In [9]:
import warnings

import numpy as np
import pandas as pd
from sklearn.metrics import accuracy_score
from sklearn.metrics import classification_report
from sklearn.model_selection import cross_val_score
from sklearn.tree import DecisionTreeClassifier

from utils import preprocess_data, bayesian_optimisation, write_new_data_file

warnings.filterwarnings("ignore")

In [2]:
X_train, X_test, y_train, y_test, train_df, test_df = preprocess_data(standardise=False)

Optimise the hyperparameters of `Decision Tree` by using `cross-validation` to evaluate different configurations

In [3]:
def optimise_decision_tree(criterion, splitter, max_depth, min_samples_split, min_samples_leaf):
    """
    Returns the accuracy based and default 5-fold cross validation score of decision trees of different parameters
    See https://scikit-learn.org/stable/modules/generated/sklearn.tree.DecisionTreeClassifier.html for more details.
    """
    criterion_map = {0: 'gini', 1: 'entropy'}
    splitter_map = {0: 'best', 1: 'random'}

    model = DecisionTreeClassifier(
        criterion=criterion_map[int(criterion)],
        splitter=splitter_map[int(splitter)],
        max_depth=int(max_depth),
        min_samples_split=int(min_samples_split),
        min_samples_leaf=int(min_samples_leaf),
        random_state=42
    )

    return cross_val_score(model, X_train, y_train, cv=5, scoring='accuracy').mean()


In [4]:
param_space = np.array([
    (0, 1),  # criterion: 'gini' or 'entropy'
    (0, 1),  # splitter: 'best' or 'random'
    (1, 20),  # max_depth
    (2, 20),  # min_samples_split
    (1, 20)   # min_samples_leaf
])

n_iters = 25
initial_samples = 5

# Initial random samples
x0 = np.random.uniform(param_space[:, 0], param_space[:, 1], size=(initial_samples, param_space.shape[0]))
y0 = np.array([optimise_decision_tree(*params) for params in x0])

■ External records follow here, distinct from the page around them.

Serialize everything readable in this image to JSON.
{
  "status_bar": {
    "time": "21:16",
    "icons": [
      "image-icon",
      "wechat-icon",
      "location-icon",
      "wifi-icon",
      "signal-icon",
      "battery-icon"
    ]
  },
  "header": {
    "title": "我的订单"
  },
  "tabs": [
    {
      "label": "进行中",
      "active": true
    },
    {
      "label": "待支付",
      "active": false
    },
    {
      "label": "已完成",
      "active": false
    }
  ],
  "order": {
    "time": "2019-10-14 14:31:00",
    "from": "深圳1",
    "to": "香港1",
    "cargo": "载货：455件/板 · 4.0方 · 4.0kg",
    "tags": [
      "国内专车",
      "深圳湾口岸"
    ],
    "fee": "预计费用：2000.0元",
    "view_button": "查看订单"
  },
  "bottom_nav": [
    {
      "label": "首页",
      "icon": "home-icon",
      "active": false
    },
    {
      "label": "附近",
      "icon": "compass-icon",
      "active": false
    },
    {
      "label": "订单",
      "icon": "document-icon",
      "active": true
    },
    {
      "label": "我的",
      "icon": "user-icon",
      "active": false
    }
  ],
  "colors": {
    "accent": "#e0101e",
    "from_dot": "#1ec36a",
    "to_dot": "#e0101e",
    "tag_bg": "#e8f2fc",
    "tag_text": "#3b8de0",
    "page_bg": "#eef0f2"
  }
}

gp_params = {"alpha": 1e-6}

Carry out the actual `Bayesian Optimisation`

In [5]:
X_sample, Y_sample, gpr = bayesian_optimisation(n_iters, optimise_decision_tree, param_space, x0, y0.reshape(-1, 1), gp_params)

# Best parameters
best_idx = np.argmax(Y_sample)
best_params = X_sample[best_idx]
best_accuracy = Y_sample[best_idx]

print(f"Best accuracy: {best_accuracy}")

Best accuracy: [0.82275819]


Create the model with the optimised hyperparameters and save the predictions to the test data to be validated with the rest of the models in the project


In [6]:
best_model = DecisionTreeClassifier(
    criterion=['gini', 'entropy'][int(best_params[0])],
    splitter=['best', 'random'][int(best_params[1])],
    max_depth=int(best_params[2]),
    min_samples_split=int(best_params[3]),
    min_samples_leaf=int(best_params[4]),
    random_state=42
)
# Save the file for any future use as test datax
target_filename = "data/loan_sanction_test_with_predictions_decision_tree.csv"
write_new_data_file(best_model, X_train, y_train, test_df, target_filename)

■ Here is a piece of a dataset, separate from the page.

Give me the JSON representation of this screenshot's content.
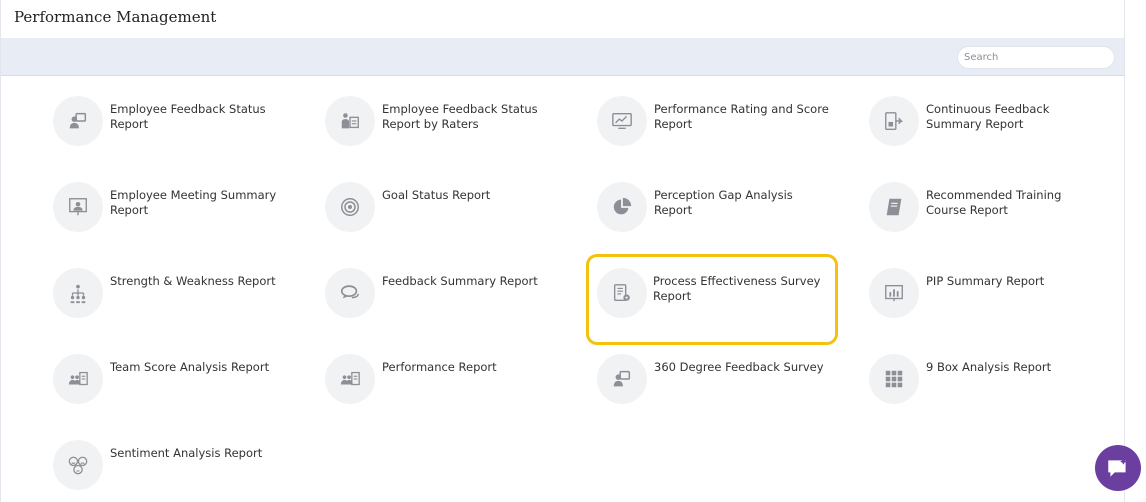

Predictions have been saved to data/loan_sanction_test_with_predictions_decision_tree.csv.


Cross-evaluate the model against the validation data file created using other models in this project

In [13]:
for algo, filename in {
    "CNN" : 'data/loan_sanction_test_with_predictions_cnn.csv',
    "KNN": 'data/loan_sanction_test_with_predictions_knn.csv',
    "LeNet5": 'data/loan_sanction_test_with_predictions_lenet5.csv',
    "LR": 'data/loan_sanction_test_with_predictions_lr.csv',

}.items():
    test_df_new = pd.read_csv(filename)
    X_new = test_df_new.drop(columns=['Loan_ID', 'Loan_Status'])
    y_new = test_df_new['Loan_Status']
    y_pred = best_model.predict(X_new)
    y_pred = (y_pred > 0.5).astype(int)  # Convert probabilities to class labels

    lr_accuracy = accuracy_score(y_new, y_pred)
    lr_report = classification_report(y_new, y_pred)
    print(f'DT Performance for {algo} produced predictions {lr_accuracy}')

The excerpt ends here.